Burnt buildings and smashed cars lay on the side of the road. Bodies spread next to the crosswalk, as if something hit them simultaneously. A line of abandoned babies on the sidewalk next to a nursery. The skies are a dark gray from the rising smoke.
“This is the Japan you are trying to let be, Kanji-kun. This is all that’s left.”
Kanji gulped.
Yuki continued, “It is a necessary sacrifice on the way to the new. But you want to stop everything half way, after all that. What do you think will happen once you cross that barrier? All the magic in the world will be gone, and Japan could never be saved. What’s the point of a world like this?”

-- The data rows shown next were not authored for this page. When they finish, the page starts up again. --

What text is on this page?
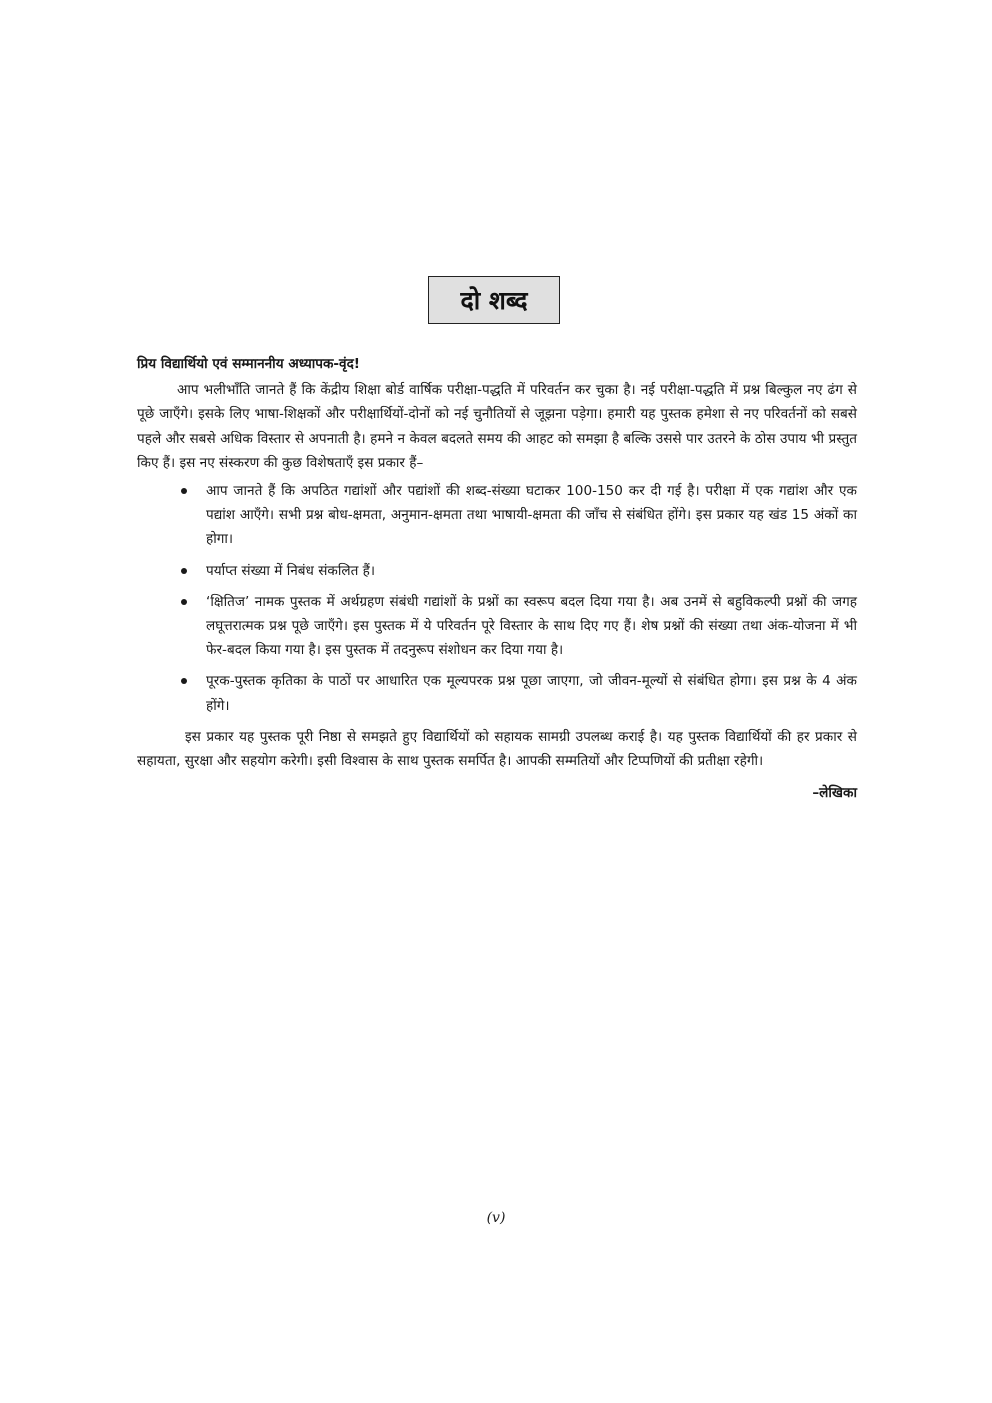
दो शब्द

प्रिय विद्यार्थियो एवं सम्माननीय अध्यापक-वृंद!

आप भलीभाँति जानते हैं कि केंद्रीय शिक्षा बोर्ड वार्षिक परीक्षा-पद्धति में परिवर्तन कर चुका है। नई परीक्षा-पद्धति में प्रश्न बिल्कुल नए ढंग से पूछे जाएँगे। इसके लिए भाषा-शिक्षकों और परीक्षार्थियों-दोनों को नई चुनौतियों से जूझना पड़ेगा। हमारी यह पुस्तक हमेशा से नए परिवर्तनों को सबसे पहले और सबसे अधिक विस्तार से अपनाती है। हमने न केवल बदलते समय की आहट को समझा है बल्कि उससे पार उतरने के ठोस उपाय भी प्रस्तुत किए हैं। इस नए संस्करण की कुछ विशेषताएँ इस प्रकार हैं–

आप जानते हैं कि अपठित गद्यांशों और पद्यांशों की शब्द-संख्या घटाकर 100-150 कर दी गई है। परीक्षा में एक गद्यांश और एक पद्यांश आएँगे। सभी प्रश्न बोध-क्षमता, अनुमान-क्षमता तथा भाषायी-क्षमता की जाँच से संबंधित होंगे। इस प्रकार यह खंड 15 अंकों का होगा।
पर्याप्त संख्या में निबंध संकलित हैं।
‘क्षितिज’ नामक पुस्तक में अर्थग्रहण संबंधी गद्यांशों के प्रश्नों का स्वरूप बदल दिया गया है। अब उनमें से बहुविकल्पी प्रश्नों की जगह लघूत्तरात्मक प्रश्न पूछे जाएँगे। इस पुस्तक में ये परिवर्तन पूरे विस्तार के साथ दिए गए हैं। शेष प्रश्नों की संख्या तथा अंक-योजना में भी फेर-बदल किया गया है। इस पुस्तक में तदनुरूप संशोधन कर दिया गया है।
पूरक-पुस्तक कृतिका के पाठों पर आधारित एक मूल्यपरक प्रश्न पूछा जाएगा, जो जीवन-मूल्यों से संबंधित होगा। इस प्रश्न के 4 अंक होंगे।

इस प्रकार यह पुस्तक पूरी निष्ठा से समझते हुए विद्यार्थियों को सहायक सामग्री उपलब्ध कराई है। यह पुस्तक विद्यार्थियों की हर प्रकार से सहायता, सुरक्षा और सहयोग करेगी। इसी विश्वास के साथ पुस्तक समर्पित है। आपकी सम्मतियों और टिप्पणियों की प्रतीक्षा रहेगी।

–लेखिका

(v)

“The point?” Kanji whispered.
“Yes. What’s the meaning of it? Go ahead and point at it for me.”
“I can’t.”
“Exactly. That’s wh—”
“This is what it looks like when you take the meaning away.”
“Huh?”
“This Japan, with its old values gone, it’s pure horror. Horror is where Apathy heads. Meaning was already there: In the bond between a mother and a son, in our collective decision as a society to protect each other, in our simple hopes and dreams. The mistake was to assume it wasn’t. We were desensitized.”
“That’s the stupidest thing you’ve said all day, Kanji-kun.” Yuki said, her voice cracking. She folded her arms.
“I think I’m beginning to understand you, Apathy. But I want to talk to Yuki now.”
“I… I am Yuki, how many times do I need to tell you?”
“Okay then.” Kanji said, “Yuki-san. Why did Apathy choose you to become her puppet?”
“How the hell should I know…” Yuki said.
“I think you know, Yuki-san. You know it very well.”
“I don’t get you. What do you expect me to say? Yuki-san is depressed, Yuki-san is sick in the head, Yuki-san thought her way out of the window? Is that what you want? The truth is there’s no reason whatsoever! There’s nothing particularly special about me!”
He walked up to Yuki and hugged her.
Yuki stood there. Her hands stayed beside her, not moving.
“I’m sorry,” he said.
“You’re so stupid, Kanji-kun.” She said, crying.
“I’m sorry,” he said.
“You’re still hugging me after I tried to shoot you?”
“Yes,” he said.
They stayed like that for about four minutes. Yuki didn’t speak or move the whole time. Kanji didn’t move or talk either, the only thing on his mind was staying with Yuki.
Yuki stopped crying after a while. She returned the hug.